Abdolreza Ansari (عبدالرضا انصاری; 1925–2020) was an Iranian engineer, bureaucrat and politician who held various government posts. He served as minister of labor (1959–1960) and minister of interior (1966–1969).

==Early life and education==
Ansari was born in 1925. His father was Colonel Mohammad Hossein Khan who was killed at age 26 in a battle against rebels before his birth. He graduated from the University of Tehran and Utah State University, receiving degrees in agricultural engineering. He obtained his PhD in law from the University of California, Los Angeles.

==Career==
Following his return to Iran in 1951 Ansari started his career at the Ministry of Labor. Then he joined the Ministry of National Economy and served as the deputy director of Iran-American Joint Fund for Economic Development and as the deputy minister of state for foreign assistance. He was also the treasurer general of Iran. He became a member of the Nationalists' Party led by Manouchehr Eghbal. In 1959 he was appointed minister of labor to the cabinet of Prime Minister Manouchehr Eghbal, replacing Agha Khan Bakhtiar in the post. Ansari held the post until September 1960. He was appointed minister of interior in 1966 to the cabinet led by Prime Minister Amir-Abbas Hoveyda. Ansari's term ended in 1969, and he was replaced by Ataollah Khosravani in the post. Ansari's other positions included the managing director of Khuzestan Water and Power Authority, governor general of the Khuzestan province and managing director of the Imperial Organization for Social Services.

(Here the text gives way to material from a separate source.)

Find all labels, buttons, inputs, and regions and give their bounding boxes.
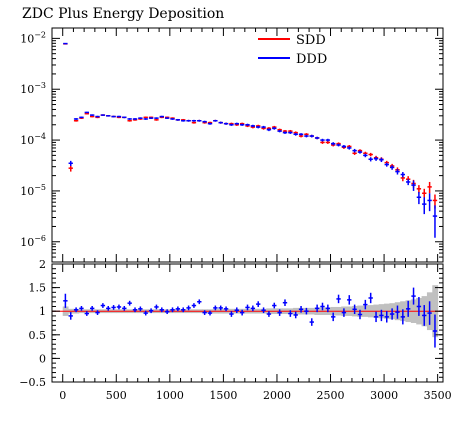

In the latter post Ansari was the deputy of Princess Ashraf Pahlavi.

==Later years, personal life and death==
Ansari left Iran after the regime change in 1979 and settled in Paris, France. He was one of the founding trustees of the Persia Education Foundation based in Paris. In 2016 he published a book entitled The Shah’s Iran - Rise and Fall Conversations with an Insider of which the English edition was printed by I.B. Tauris.

Ansari was married and had three children: Nazanin, Ketayoun and Mohammad Reza. He died in Paris in December 2020.